A primary care trust has been forced to review its plans to centralise specialist gastrointestinal cancer services after what is believed to be an unprecedented intervention by the Department of Health.

National cancer director Mike Richards "strongly advised" that Cornwall and Isles of Scilly PCT should undertake an urgent review of the upper gastrointestinal service at Royal Cornwall Hospitals trust, to inform its reconfiguration plans.

The PCT wants to centralise the service at Derriford Hospital in Plymouth, in line with the DH's guidance on improving outcomes commissioning.

The guidance recommends centres cover catchment areas of 1-2 million to ensure staff skills and good patient outcomes are maintained. The minimum acceptable population size for sparsely populated areas is 500,000. The Royal Cornwall serves a population of fewer than 400,000.

Patient outcomes

Patient groups argue that the service should not be moved because it would mean long distances for patients to travel and it has good outcomes - 84 per cent survival at one year.

Cornwall and Isles of Scilly PCT chief executive Ann James and Royal Cornwall Hospitals trust chief executive John Watkinson confirmed in a joint statement that Professor Richards had advised the review should take place. The cancer czar's intervention appeared to open the way for the PCT to diverge from the guidance. However, the review by two leading gastrointestinal surgeons, published this week, has concluded that the service at the Royal Cornwall was not sustainable and supported the centralisation.

Ms James said the review would "clarify" what had already been said by the PCT, she said. "We've always recognised the lower volume meant [the Royal Cornwall] would never get the outcomes that are expected now."

Ms James said Professor Richards had made the request because of the delay in completing the centralisation, which was planned for 2007. "Peer review is not unusual but this has clearly been triggered by concern that this has not been implemented."

She said the PCT now planned for similar reviews to be carried out of services at Derriford and at the Royal Devon and Exeter Hospital.

Knock-on effects

Rose Woodward, chair of Cornwall and Isles of Scilly cancer patient group, said loss of upper gastrointestinal cancer surgery from Cornwall would have a knock-on effect for other patient groups because of the skill set of the surgeons.
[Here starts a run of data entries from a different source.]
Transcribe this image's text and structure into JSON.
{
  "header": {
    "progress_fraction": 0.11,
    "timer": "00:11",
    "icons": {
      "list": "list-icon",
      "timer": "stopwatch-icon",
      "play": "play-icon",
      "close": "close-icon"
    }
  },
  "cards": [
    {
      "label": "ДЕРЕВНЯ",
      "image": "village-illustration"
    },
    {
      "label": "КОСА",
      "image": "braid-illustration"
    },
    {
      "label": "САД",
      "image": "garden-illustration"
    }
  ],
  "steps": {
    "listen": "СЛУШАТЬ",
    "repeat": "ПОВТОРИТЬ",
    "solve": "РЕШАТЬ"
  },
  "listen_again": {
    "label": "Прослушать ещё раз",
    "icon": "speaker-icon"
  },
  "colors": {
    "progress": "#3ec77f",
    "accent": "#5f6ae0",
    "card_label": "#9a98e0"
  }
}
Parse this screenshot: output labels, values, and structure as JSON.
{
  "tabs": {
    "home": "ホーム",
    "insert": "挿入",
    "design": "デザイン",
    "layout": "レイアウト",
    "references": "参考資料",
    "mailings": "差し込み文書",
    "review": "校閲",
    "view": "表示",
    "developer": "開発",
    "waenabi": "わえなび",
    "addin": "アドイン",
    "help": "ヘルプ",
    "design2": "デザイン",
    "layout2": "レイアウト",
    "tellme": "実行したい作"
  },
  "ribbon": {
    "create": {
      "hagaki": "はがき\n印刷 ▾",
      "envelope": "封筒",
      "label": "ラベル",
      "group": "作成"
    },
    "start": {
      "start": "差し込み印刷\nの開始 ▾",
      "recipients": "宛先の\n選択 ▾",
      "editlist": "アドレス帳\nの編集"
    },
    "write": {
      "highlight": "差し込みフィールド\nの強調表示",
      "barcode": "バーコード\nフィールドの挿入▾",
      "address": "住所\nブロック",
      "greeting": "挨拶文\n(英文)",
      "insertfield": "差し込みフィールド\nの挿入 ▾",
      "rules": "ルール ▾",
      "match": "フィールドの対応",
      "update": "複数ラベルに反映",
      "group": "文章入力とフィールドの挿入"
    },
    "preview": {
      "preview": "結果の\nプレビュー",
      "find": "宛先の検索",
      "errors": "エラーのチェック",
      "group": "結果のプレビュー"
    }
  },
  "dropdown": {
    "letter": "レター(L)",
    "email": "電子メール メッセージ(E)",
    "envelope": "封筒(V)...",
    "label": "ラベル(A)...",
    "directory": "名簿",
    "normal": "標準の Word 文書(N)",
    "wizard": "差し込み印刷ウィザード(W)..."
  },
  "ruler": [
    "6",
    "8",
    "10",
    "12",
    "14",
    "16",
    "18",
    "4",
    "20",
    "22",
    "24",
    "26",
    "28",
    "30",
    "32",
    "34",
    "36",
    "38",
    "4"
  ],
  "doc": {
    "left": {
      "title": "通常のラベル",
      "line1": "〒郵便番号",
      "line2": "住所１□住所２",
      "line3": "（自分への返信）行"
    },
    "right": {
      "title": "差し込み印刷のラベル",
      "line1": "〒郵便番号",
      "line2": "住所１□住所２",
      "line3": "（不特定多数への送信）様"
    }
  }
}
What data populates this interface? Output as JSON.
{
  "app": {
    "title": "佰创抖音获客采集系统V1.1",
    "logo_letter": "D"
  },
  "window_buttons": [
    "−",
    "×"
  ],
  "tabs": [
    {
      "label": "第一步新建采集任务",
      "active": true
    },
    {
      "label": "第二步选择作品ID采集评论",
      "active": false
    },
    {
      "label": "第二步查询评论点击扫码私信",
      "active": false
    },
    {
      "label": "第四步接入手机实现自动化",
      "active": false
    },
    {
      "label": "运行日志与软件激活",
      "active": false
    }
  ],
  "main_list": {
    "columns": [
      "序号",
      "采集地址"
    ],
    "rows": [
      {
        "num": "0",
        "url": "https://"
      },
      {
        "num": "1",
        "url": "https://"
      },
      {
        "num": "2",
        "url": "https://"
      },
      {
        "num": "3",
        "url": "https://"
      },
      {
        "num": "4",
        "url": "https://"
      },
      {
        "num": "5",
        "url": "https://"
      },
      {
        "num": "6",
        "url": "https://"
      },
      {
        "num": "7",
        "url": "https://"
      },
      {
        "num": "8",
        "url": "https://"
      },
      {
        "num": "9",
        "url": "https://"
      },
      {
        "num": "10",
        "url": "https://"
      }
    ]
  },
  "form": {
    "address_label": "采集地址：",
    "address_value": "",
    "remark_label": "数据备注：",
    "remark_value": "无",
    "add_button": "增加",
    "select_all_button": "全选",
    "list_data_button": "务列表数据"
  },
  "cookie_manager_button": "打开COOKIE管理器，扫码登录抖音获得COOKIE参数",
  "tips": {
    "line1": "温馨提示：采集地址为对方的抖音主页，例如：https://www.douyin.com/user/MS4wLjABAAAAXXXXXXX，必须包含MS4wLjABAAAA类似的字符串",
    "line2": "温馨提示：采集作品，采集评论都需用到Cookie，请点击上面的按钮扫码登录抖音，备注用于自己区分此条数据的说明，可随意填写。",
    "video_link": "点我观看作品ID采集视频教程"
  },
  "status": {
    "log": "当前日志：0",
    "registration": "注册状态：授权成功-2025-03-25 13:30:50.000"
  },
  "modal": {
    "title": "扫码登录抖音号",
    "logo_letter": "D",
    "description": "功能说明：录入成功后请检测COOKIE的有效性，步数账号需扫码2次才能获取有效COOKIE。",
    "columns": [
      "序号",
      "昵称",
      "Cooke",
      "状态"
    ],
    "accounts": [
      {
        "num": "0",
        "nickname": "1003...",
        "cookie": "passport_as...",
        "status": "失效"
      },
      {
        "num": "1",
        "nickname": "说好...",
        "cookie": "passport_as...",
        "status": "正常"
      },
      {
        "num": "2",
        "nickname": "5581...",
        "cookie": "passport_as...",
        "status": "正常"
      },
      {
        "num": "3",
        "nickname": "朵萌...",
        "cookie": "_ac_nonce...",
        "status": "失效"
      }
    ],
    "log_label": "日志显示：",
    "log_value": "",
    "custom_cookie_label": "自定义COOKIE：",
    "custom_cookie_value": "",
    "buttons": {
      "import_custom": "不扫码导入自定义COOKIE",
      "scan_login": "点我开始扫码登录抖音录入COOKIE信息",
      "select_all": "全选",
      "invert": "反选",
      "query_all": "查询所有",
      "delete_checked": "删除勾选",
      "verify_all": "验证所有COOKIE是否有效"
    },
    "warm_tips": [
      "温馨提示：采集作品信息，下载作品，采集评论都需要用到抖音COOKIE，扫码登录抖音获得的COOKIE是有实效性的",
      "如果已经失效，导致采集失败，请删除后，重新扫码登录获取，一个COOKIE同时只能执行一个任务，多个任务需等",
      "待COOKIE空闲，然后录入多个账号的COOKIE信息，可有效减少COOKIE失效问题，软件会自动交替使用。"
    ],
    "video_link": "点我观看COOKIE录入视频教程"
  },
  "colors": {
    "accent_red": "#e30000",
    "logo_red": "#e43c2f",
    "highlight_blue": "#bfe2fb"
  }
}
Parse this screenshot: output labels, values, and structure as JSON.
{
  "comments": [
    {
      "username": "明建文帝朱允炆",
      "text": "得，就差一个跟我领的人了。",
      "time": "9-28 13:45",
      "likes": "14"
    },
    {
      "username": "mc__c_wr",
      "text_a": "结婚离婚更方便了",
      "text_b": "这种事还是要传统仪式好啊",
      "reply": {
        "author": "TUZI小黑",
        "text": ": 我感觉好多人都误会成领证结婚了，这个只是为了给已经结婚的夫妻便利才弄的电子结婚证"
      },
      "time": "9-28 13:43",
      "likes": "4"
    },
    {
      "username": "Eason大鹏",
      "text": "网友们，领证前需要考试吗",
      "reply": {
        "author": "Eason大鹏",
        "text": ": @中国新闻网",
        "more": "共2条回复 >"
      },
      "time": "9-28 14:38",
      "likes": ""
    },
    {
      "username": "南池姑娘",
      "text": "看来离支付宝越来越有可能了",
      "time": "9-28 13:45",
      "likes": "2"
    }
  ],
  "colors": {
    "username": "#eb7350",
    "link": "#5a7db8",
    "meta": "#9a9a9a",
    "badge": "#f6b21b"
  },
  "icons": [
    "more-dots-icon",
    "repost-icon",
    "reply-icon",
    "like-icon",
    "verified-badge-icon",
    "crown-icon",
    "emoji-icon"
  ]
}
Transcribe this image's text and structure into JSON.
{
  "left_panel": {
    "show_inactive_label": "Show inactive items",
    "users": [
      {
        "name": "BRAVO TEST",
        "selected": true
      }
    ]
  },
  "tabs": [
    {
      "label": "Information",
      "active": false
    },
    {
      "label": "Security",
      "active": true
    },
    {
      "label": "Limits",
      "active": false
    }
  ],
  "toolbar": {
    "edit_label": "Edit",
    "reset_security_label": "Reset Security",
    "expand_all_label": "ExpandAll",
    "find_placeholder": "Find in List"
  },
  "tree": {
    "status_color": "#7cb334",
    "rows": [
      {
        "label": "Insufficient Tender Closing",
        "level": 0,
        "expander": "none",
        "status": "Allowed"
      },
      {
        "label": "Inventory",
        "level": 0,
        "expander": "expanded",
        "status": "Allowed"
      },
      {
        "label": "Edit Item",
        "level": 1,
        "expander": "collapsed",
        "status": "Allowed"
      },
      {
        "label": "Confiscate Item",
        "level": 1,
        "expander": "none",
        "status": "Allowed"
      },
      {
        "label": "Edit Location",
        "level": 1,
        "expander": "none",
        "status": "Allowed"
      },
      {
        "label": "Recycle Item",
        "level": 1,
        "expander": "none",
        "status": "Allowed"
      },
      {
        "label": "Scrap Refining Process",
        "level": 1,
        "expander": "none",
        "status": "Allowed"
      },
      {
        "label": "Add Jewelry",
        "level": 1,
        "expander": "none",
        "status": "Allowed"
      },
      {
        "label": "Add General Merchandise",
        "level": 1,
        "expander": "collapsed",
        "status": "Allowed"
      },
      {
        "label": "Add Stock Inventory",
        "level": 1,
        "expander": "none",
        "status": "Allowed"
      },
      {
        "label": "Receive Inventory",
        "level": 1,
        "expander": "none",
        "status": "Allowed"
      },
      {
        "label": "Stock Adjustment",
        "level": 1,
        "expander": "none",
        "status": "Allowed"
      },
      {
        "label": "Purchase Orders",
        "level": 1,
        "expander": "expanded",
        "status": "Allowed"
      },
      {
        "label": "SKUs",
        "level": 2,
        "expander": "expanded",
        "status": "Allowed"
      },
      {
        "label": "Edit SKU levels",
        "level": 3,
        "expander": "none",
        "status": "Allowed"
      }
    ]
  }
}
"Any operation that would involve opening up the chest cavity couldn't be carried out in our own county any more," she said. "Cornwall has specific problems of rurality and deprivation. These are recognised by every other government department except health."

The DH said the final decision on the services was the PCT's. A spokesperson said: "It is our policy that the local NHS decides the priorities for the provision of local health services."